İnsan kimi önderleri dostlarından okurken sever onlara yaklaşır. Düşmanlarından okuyunca onlardan kuşku duyar ve tekrar dostlarına dönme ihtiyacı hisseder.
Selahaddin-i Eyyübî onlardan farklıdır. Hem dostlarından hem de düşmanlarından okurken onu seviyor ve farkında olarak veya olmayarak ona yaklaşıyorsunuz.
...
Kuşatmanın üzerinden neredeyse iki yıl geçmişti. Şehir önlerine gelen Rişard ısrarla Selahaddin'le görüşmek istiyordu. Haçlılar Selahaddin'i öyle bir anlatmışlardı ki Rişard için Selahaddin'i görmek bir tutku hâline gelmişti.
Selahaddin "O benim dilimi bilmez; ben onun dilini bilmem." deyip görüşmeyi reddetti ve onun Melik el Adil'le görüşmesini istedi.
Bu büyük bir diplomatik teklifti. Selahaddin bu kararla Rişard'a "Sen Avrupa'nın en büyük kralı olsan da ancak bir vezirimin seviyesindesin" diyor ve güzel bir gelenek başlatıyordu.

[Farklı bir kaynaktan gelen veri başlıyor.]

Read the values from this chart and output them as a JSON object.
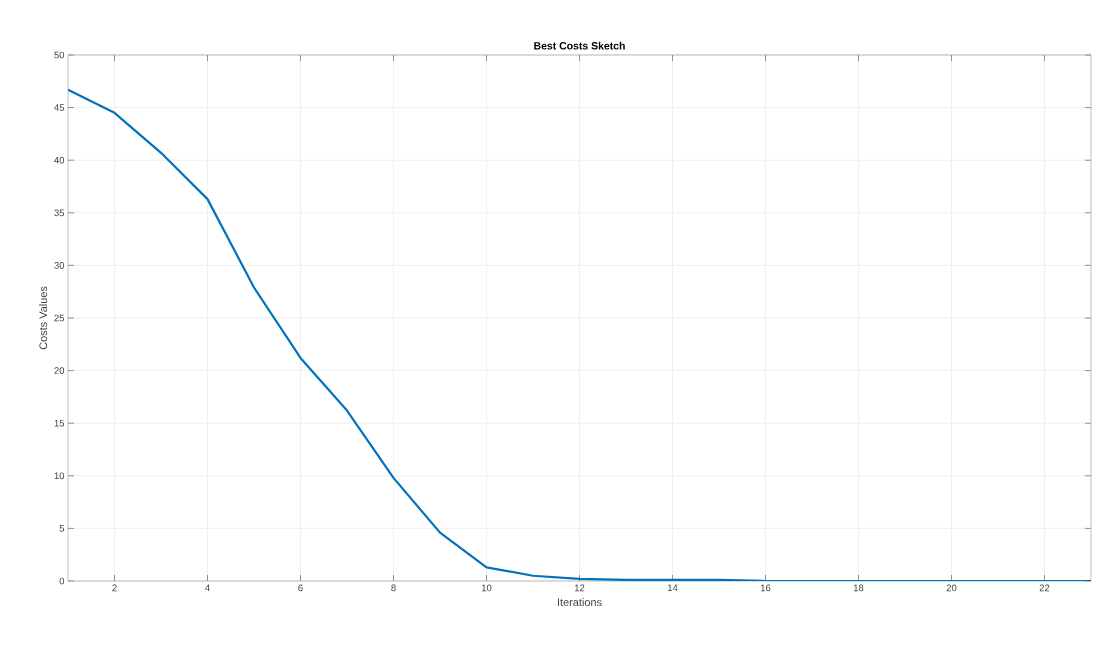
{
  "chart_data": {
    "type": "line",
    "title": "Best Costs Sketch",
    "xlabel": "Iterations",
    "ylabel": "Costs Values",
    "x": [
      1,
      2,
      3,
      4,
      5,
      6,
      7,
      8,
      9,
      10,
      11,
      12,
      13,
      14,
      15,
      16,
      17,
      18,
      19,
      20,
      21,
      22,
      23
    ],
    "series": [
      {
        "color": "#0072bd",
        "values": [
          46.7,
          44.5,
          40.7,
          36.3,
          27.9,
          21.2,
          16.2,
          9.8,
          4.6,
          1.3,
          0.5,
          0.2,
          0.1,
          0.1,
          0.1,
          0,
          0,
          0,
          0,
          0,
          0,
          0,
          0
        ]
      }
    ],
    "xlim": [
      1,
      23
    ],
    "ylim": [
      0,
      50
    ],
    "xticks": [
      2,
      4,
      6,
      8,
      10,
      12,
      14,
      16,
      18,
      20,
      22
    ],
    "yticks": [
      0,
      5,
      10,
      15,
      20,
      25,
      30,
      35,
      40,
      45,
      50
    ],
    "grid": true,
    "marker": "none",
    "line_style": "solid"
  }
}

Bu arada büyük komutan El Meştub da Fransız kralıyla görüştü. Kral diplomatik olarak kendisine denk olmayan biriyle karşı karşıya olmanın şımarıklığıyla konuşuyordu.
El Meştub onu dinledi ve:
-Tamamımız ölmedikçe şehri teslim etmeyeceğiz. İçimizden her biri sizden ileri gelen elli kişiyi öldürmedikçe de öldürülmeyecek dedi.